Rasmussen clearly is delighted to have his longtime friend teaching a first-time course: creative nonfiction. Additionally, Trachtenberg's wife, author Mary Gaitskill, is teaching a creative fiction class. It is the first time the English program has sponsored two writers-in-residence at once, Rasmussen says.
Trachtenberg says the performance has two parts, both of which are explorations between God and suffering.
"Its about how we reconcile the idea of an all-powerful, righteous God with suffering, especially the suffering of the innocent," Trachtenberg explains, noting the biblical story of Job exemplifies the theme. "My way of approaching it as part sermon and part standup comedy routine.
"The story of Job expresses the original horror and incomprehension people feel when something bad happens to someone who doesn't seem to deserve it. The performance awakens the initial sense of outrage and wonder, and examines the traditional answers out there. But it doesn't offer an answer."
While the humor of Job is "dubious," he says, Trachtenberg notes humor is "based on suffering or hostility." He says he uses improvisation, riffing and projected animations in the performance - if the tech personnel and he can configure the animations portion.
Says Rasmussen of the performance, "Few of us at the College have seen anything like the fierce and funny performance of Peter's monologue on the Book of Job. For audiences in New York and elsewhere, this performance piece has been a mesmerizing experience, and it will be a special treat to have it take place in the informal, intimate setting of our college's coffeehouse.
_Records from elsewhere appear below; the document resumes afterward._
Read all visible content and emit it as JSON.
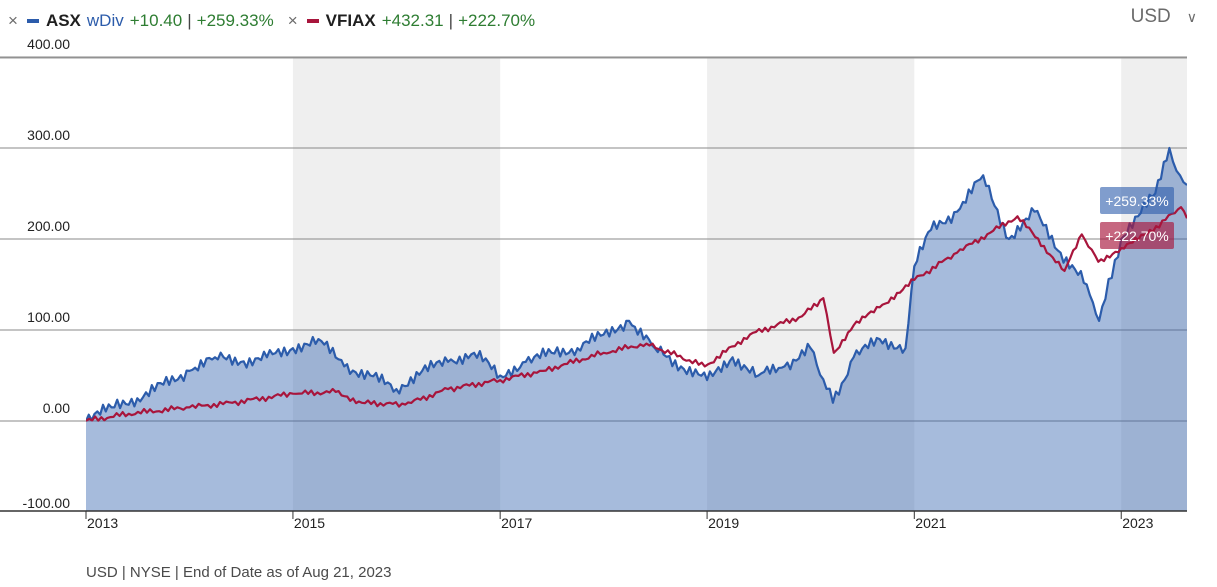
{
  "legend": {
    "close_glyph": "×",
    "series": [
      {
        "ticker": "ASX",
        "qualifier": "wDiv",
        "change": "+10.40",
        "change_pct": "+259.33%",
        "color": "#2c5cab"
      },
      {
        "ticker": "VFIAX",
        "qualifier": "",
        "change": "+432.31",
        "change_pct": "+222.70%",
        "color": "#a8153c"
      }
    ]
  },
  "currency_selector": {
    "label": "USD",
    "chevron": "∨"
  },
  "footer": "USD | NYSE | End of Date as of Aug 21, 2023",
  "chart_data": {
    "type": "line",
    "y_tick_labels": [
      "400.00",
      "300.00",
      "200.00",
      "100.00",
      "0.00",
      "-100.00"
    ],
    "y_ticks": [
      400,
      300,
      200,
      100,
      0,
      -100
    ],
    "ylim": [
      -100,
      400
    ],
    "x_tick_labels": [
      "2013",
      "2015",
      "2017",
      "2019",
      "2021",
      "2023"
    ],
    "x_ticks": [
      "2013-01-01",
      "2015-01-01",
      "2017-01-01",
      "2019-01-01",
      "2021-01-01",
      "2023-01-01"
    ],
    "xlim": [
      "2013-01-01",
      "2023-08-21"
    ],
    "shaded_year_bands": [
      [
        "2015-01-01",
        "2017-01-01"
      ],
      [
        "2019-01-01",
        "2021-01-01"
      ],
      [
        "2023-01-01",
        "2023-08-21"
      ]
    ],
    "grid": true,
    "series": [
      {
        "name": "ASX",
        "color": "#2c5cab",
        "area": true,
        "end_label": "+259.33%",
        "x": [
          "2013-01-01",
          "2013-04-01",
          "2013-07-01",
          "2013-10-01",
          "2014-01-01",
          "2014-04-01",
          "2014-07-01",
          "2014-10-01",
          "2015-01-01",
          "2015-04-01",
          "2015-07-01",
          "2015-10-01",
          "2016-01-01",
          "2016-04-01",
          "2016-07-01",
          "2016-10-01",
          "2017-01-01",
          "2017-04-01",
          "2017-07-01",
          "2017-10-01",
          "2018-01-01",
          "2018-04-01",
          "2018-07-01",
          "2018-10-01",
          "2019-01-01",
          "2019-04-01",
          "2019-07-01",
          "2019-10-01",
          "2020-01-01",
          "2020-03-20",
          "2020-06-01",
          "2020-09-01",
          "2020-12-01",
          "2021-01-01",
          "2021-03-01",
          "2021-06-01",
          "2021-09-01",
          "2021-12-01",
          "2022-03-01",
          "2022-06-01",
          "2022-09-01",
          "2022-10-15",
          "2023-01-01",
          "2023-03-01",
          "2023-05-01",
          "2023-06-20",
          "2023-07-15",
          "2023-08-21"
        ],
        "values": [
          0,
          15,
          25,
          40,
          55,
          70,
          65,
          70,
          80,
          90,
          60,
          50,
          35,
          55,
          65,
          75,
          50,
          65,
          75,
          80,
          95,
          110,
          80,
          60,
          45,
          70,
          50,
          60,
          80,
          20,
          70,
          90,
          80,
          170,
          210,
          230,
          270,
          200,
          230,
          185,
          150,
          110,
          200,
          225,
          250,
          300,
          275,
          259.33
        ]
      },
      {
        "name": "VFIAX",
        "color": "#a8153c",
        "area": false,
        "end_label": "+222.70%",
        "x": [
          "2013-01-01",
          "2013-06-01",
          "2014-01-01",
          "2014-06-01",
          "2015-01-01",
          "2015-06-01",
          "2015-09-01",
          "2016-02-01",
          "2016-07-01",
          "2017-01-01",
          "2017-06-01",
          "2018-01-01",
          "2018-06-01",
          "2018-12-24",
          "2019-06-01",
          "2019-12-01",
          "2020-02-15",
          "2020-03-23",
          "2020-06-01",
          "2020-09-01",
          "2021-01-01",
          "2021-06-01",
          "2021-12-31",
          "2022-06-15",
          "2022-08-15",
          "2022-10-12",
          "2023-01-01",
          "2023-04-01",
          "2023-07-31",
          "2023-08-21"
        ],
        "values": [
          0,
          8,
          15,
          20,
          30,
          32,
          20,
          18,
          35,
          45,
          55,
          75,
          85,
          60,
          95,
          115,
          135,
          75,
          105,
          125,
          155,
          185,
          225,
          165,
          205,
          175,
          190,
          205,
          235,
          222.7
        ]
      }
    ]
  }
}
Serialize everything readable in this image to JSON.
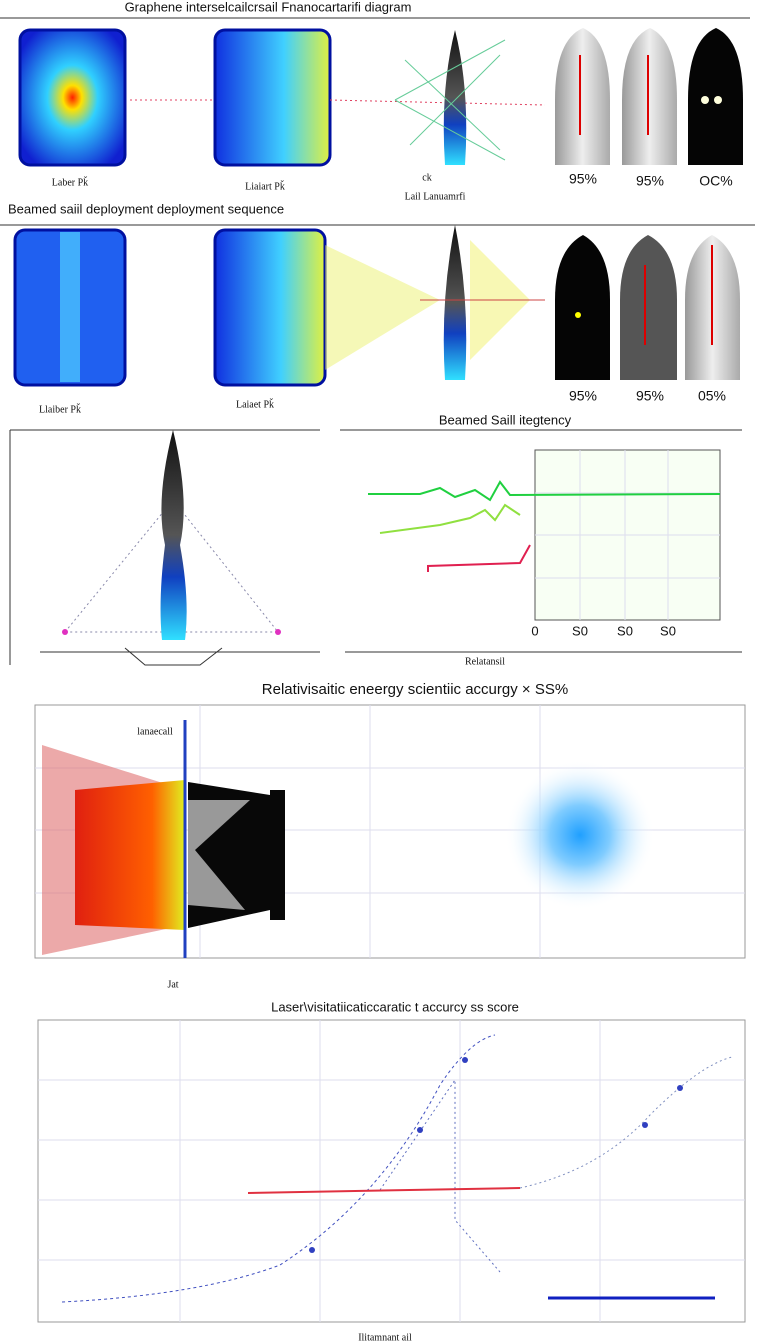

"I would urge both students and folks from the community to come and share in this unique opportunity to see a New York performance artist at the very top of his game."
Trachtenberg first performed "Though He Slay Me Yet Will I Trust In Him: A Meditation on Job" for a "night of artists doing sermons on an angry and cruel God." The piece was commissioned, and as he contemplated what he would do, Trachtenberg found himself inspired by the story of Job, with its powerful, beautiful poetry, he says. He also liked the immediacy of the story of Job.
"Much of the Bible tells us what happened long ago in the past, such as Genesis and Exodus," Trachtenberg explains. "Or it tells about what will happen, such as Revelations. Job is still happening. It's set in an unspecified time, and it's not sent in the timeline of the Bible's narratives.
"To me, Job corresponds most closely to the way the world seems to work."
Trachtenberg has been performing more than 10 years.
"I had written for a long time," he notes, adding wryly, "I probably just wanted attention."
On a serious note, Trachtenberg says there always seemed to be a divide between the way he wrote and way he spoke. He wanted to find a way to weave the two together, and saw performance as an appealing option.
"Performance is a way of being out there in the world," Trachtenberg explains. "There are certain things you do in a performance that you can't do in text."
Already well known for his writing
Trachtenberg already was well known for his text. The Washington Post has described Trachtenberg as "a genuine American Dostoevsky." He is the author of "Seven Tattoos: A Memoir in the Flesh," which has an intriguing story behind it.
"I didn't think the story of my life was inherently interesting," he says, adding that while the tattoos were the inspiration for the memoir, the book is not about being tattooed. "So I wrote a memoir structured around the seven tattoos I had at the time. I have more now.
"Each tattoo represented a theme, and I wrote about episodes from my life that represented the theme."